American politician (1872–1952)

George E. Wallace was an American lawyer and politician from North Dakota. He served as the first North Dakota Tax Commissioner from 1919 to 1921.

== Biography ==

=== Early life ===
George E. Wallace was born in Villisca, Iowa, on August 16, 1872. He attended school in Villisca, and later attended the University of Minnesota and the University of Iowa. In June 1897, he moved to North Dakota, settling in Wahpeton, and worked as an attorney. In 1899, he married Mary A. Gallup.

=== Tax Commissioner ===
In 1912, Governor John Burke appointed Wallace to serve on the three-member State Tax Commission, a precursor to the Office of State Tax Commissioner. In the 1910s, Wallace became involved with the Nonpartisan League (NPL).

In 1919, Governor Lynn Frazier appointed Wallace to serve as the first Tax Commissioner, replacing the three-member Tax Commission. He served as Tax Commissioner from 1919 to 1921.

In October 1921, the opponents of the NPL, particularly the Independent Voters Association (IVA), held a special recall election that deposed all the members of the Industrial Commission: Lynn Frazier (Governor), John N. Hagan (Commissioner of Agriculture and Labor), and William Lemke (Attorney General). In December 1921, under the new administration of Governor R. A. Nestos, Wallace was removed from office and replaced with C. C. Converse.

=== Legal troubles ===
Following his removal from office, Wallace's problems with the new administration continued. He became entangled in a lawsuit with the state regarding a house that had been built for him in Bismarck by the controversial Home Building Association (HBA), which was a program of the NPL.

The HBA program often had significant cost overruns, and many homeowners refused to pay the extra cost because it was well above the agreed-upon price. To recover as much of the costs as possible, the state pursued settlements and/or lawsuits with the homeowners, some of whom were NPL members who benefited from the HBA program.

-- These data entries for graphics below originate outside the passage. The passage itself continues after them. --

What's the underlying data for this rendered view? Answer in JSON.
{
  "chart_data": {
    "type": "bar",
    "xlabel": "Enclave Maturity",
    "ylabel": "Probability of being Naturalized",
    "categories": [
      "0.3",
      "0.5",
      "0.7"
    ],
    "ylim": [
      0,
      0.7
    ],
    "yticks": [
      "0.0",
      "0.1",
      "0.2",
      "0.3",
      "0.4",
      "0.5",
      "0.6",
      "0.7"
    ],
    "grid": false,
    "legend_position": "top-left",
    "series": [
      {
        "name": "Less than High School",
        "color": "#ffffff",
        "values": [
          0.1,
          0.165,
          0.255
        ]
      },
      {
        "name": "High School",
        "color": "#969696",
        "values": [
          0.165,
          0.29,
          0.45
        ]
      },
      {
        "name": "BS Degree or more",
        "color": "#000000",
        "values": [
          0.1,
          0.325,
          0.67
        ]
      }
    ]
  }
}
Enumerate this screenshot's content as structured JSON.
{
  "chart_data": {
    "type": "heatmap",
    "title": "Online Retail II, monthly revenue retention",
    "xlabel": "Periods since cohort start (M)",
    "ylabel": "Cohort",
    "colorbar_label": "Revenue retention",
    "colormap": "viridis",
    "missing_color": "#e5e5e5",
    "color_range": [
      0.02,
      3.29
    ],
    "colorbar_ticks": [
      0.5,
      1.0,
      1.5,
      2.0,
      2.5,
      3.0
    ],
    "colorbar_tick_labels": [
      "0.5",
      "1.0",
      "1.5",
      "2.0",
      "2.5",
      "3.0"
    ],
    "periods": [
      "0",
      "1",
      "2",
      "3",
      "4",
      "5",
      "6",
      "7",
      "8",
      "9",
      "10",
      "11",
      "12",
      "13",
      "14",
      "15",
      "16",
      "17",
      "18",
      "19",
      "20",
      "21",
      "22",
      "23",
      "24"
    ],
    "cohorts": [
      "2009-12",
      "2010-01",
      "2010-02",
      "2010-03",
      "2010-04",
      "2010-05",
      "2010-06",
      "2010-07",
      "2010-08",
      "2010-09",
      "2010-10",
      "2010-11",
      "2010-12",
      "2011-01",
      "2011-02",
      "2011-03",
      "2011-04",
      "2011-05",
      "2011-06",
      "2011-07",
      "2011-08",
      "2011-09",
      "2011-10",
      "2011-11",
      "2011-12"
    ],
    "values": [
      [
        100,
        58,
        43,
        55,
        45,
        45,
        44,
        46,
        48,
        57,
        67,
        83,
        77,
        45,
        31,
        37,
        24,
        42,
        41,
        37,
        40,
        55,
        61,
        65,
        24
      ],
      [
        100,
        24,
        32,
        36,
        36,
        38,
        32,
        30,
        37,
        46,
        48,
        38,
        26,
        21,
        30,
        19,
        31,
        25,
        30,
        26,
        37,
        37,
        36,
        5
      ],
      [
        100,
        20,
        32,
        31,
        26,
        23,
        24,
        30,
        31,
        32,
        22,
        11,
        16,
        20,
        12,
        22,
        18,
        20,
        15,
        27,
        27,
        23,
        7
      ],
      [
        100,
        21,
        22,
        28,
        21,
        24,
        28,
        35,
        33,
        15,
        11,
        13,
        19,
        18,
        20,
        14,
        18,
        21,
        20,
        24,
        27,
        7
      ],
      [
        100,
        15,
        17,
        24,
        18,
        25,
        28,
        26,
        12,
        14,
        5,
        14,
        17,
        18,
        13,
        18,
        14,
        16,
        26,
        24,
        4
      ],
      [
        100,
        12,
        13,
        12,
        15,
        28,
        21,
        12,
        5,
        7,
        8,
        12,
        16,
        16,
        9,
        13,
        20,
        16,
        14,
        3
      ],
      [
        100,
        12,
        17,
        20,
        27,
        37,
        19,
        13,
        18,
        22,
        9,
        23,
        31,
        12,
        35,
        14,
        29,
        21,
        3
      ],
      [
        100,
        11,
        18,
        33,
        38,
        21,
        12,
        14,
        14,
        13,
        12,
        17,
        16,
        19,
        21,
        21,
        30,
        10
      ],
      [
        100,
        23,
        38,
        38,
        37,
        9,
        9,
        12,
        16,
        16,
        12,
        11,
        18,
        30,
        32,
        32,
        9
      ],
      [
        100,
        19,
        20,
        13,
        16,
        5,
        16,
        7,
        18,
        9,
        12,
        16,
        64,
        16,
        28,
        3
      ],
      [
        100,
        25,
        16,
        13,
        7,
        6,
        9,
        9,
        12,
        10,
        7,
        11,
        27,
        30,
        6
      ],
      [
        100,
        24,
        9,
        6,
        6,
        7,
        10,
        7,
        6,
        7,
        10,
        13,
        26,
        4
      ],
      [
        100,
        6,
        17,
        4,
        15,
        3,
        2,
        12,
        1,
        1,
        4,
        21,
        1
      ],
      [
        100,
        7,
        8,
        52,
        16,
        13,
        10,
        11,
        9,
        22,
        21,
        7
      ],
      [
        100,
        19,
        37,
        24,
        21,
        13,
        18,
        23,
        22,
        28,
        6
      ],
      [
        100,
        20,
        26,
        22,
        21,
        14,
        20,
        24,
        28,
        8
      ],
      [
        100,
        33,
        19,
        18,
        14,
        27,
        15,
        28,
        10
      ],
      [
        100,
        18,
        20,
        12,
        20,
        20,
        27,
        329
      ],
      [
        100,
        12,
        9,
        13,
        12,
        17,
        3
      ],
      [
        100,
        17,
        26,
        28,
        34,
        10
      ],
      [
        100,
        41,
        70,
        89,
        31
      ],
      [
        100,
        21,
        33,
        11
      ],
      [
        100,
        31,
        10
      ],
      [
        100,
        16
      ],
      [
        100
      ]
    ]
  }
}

NPL members like William Lemke (NPL leader and Attorney General), George Totten (member of the Board of Administration), John N. Hagan (Commissioner of Agriculture and Labor), and George E. Wallace (Tax Commissioner) would be part of the HBA scandals.

Eventually, in 1923, Judge Thomas H. Pugh of Dickinson ruled a reasonable value for the Wallace house would be $8,000, instead of the nearly $12,000 claimed by the state or the roughly $6,000 claimed by Wallace. Wallace was told to pay the amount deemed to be reasonable or let the house go back to the state.

=== Later life ===
Wallace later moved to Minneapolis and continued working as an attorney. He died on April 15, 1952.